Although it’s been available for decades, people haven’t been clamoring for naltrexone prescriptions to help them stop drinking. That may now be shifting.

Researchers used to think that moderate alcohol consumption had health benefits. A research team recently suggested, however, that even moderate alcohol consumption could be harmful (Journal of Studies on Alcohol and Drugs, June 8, 2026). The authors concluded that “Alcohol consumption, including at what may be perceived as ‘moderate’ levels, is associated with increased mortality and morbidity risks. These results support tightening alcohol use guidance in the United States, for both males and females, to no more than 1 drink per day.”

This advice could well encourage current drinkers to cut back. That is exactly where naltrexone comes in. People who find it hard to drink less may discover that taking naltrexone could help.

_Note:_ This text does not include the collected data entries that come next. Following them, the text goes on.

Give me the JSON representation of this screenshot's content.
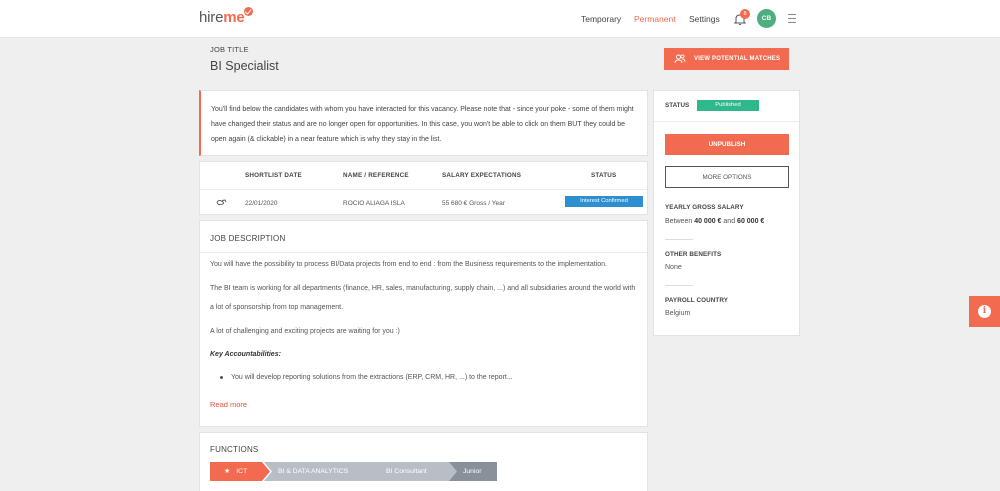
{
  "brand": {
    "logo_hire": "hire",
    "logo_me": "me"
  },
  "nav": {
    "links": [
      "Temporary",
      "Permanent",
      "Settings"
    ],
    "active": "Permanent",
    "notifications_count": "8",
    "avatar_initials": "CB"
  },
  "job": {
    "title_label": "JOB TITLE",
    "title": "BI Specialist",
    "view_matches_label": "VIEW POTENTIAL MATCHES"
  },
  "notice": {
    "text": "You'll find below the candidates with whom you have interacted for this vacancy. Please note that - since your poke - some of them might have changed their status and are no longer open for opportunities. In this case, you won't be able to click on them BUT they could be open again (& clickable) in a near feature which is why they stay in the list."
  },
  "shortlist": {
    "columns": [
      "SHORTLIST DATE",
      "NAME / REFERENCE",
      "SALARY EXPECTATIONS",
      "STATUS"
    ],
    "rows": [
      {
        "date": "22/01/2020",
        "name": "ROCIO ALIAGA ISLA",
        "salary": "55 680 € Gross / Year",
        "status": "Interest Confirmed"
      }
    ]
  },
  "description": {
    "title": "JOB DESCRIPTION",
    "p1": "You will have the possibility to process BI/Data projects from end to end : from the Business requirements to the implementation.",
    "p2": "The BI team is working for all departments (finance, HR, sales, manufacturing, supply chain, ...) and all subsidiaries around the world with a lot of sponsorship from top management.",
    "p3": "A lot of challenging and exciting projects are waiting for you :)",
    "accountabilities": "Key Accountabilities:",
    "bullet": "You will develop reporting solutions from the extractions (ERP, CRM, HR, ...) to the report...",
    "read_more": "Read more"
  },
  "functions": {
    "title": "FUNCTIONS",
    "path": [
      "ICT",
      "BI & DATA ANALYTICS",
      "BI Consultant",
      "Junior"
    ]
  },
  "sidebar": {
    "status_label": "STATUS",
    "status_value": "Published",
    "unpublish_label": "UNPUBLISH",
    "more_options_label": "MORE OPTIONS",
    "salary_label": "YEARLY GROSS SALARY",
    "salary_between": "Between",
    "salary_min": "40 000 €",
    "salary_and": "and",
    "salary_max": "60 000 €",
    "benefits_label": "OTHER BENEFITS",
    "benefits_value": "None",
    "payroll_label": "PAYROLL COUNTRY",
    "payroll_value": "Belgium"
  },
  "colors": {
    "accent": "#f26a4f",
    "published": "#2eb88c",
    "status_blue": "#2d8fd0",
    "avatar": "#4caf7d",
    "chevron_gray": "#b9bec6",
    "chevron_dark": "#8a9099"
  }
}
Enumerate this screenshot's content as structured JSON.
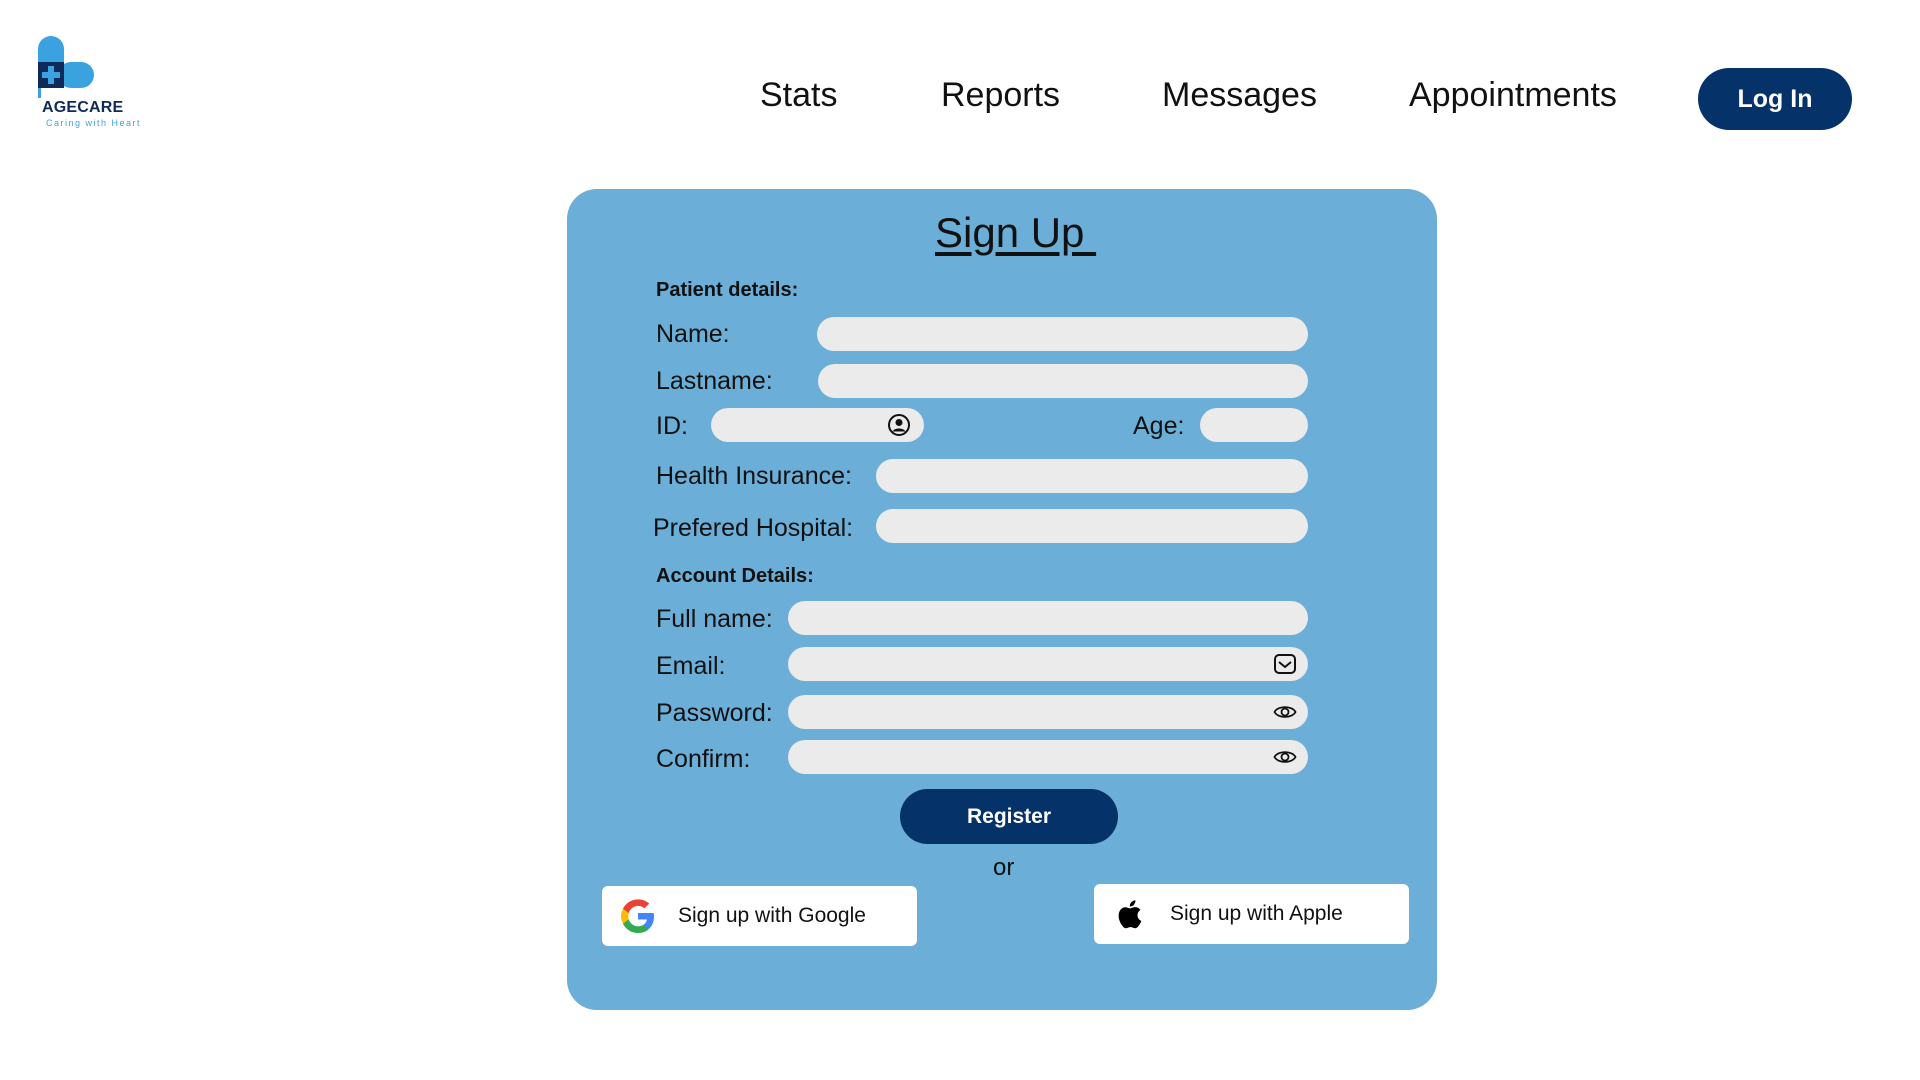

One reader described her experience: “A year and a half ago I was drinking a bottle of wine a night (sometimes more). I could stop drinking for long periods of time, but I always wanted to drink. Eventually I would go back and start drinking the same amount as before.

“‘This Naked Mind’ by Annie Grace is a wonderful book and helped me a lot. However, I was still struggling. I heard about the Sinclair Method from Annie Grace and her YouTube channel, where she interviewed Claudia Christian. I then watched Claudia’s TED talk about naltrexone.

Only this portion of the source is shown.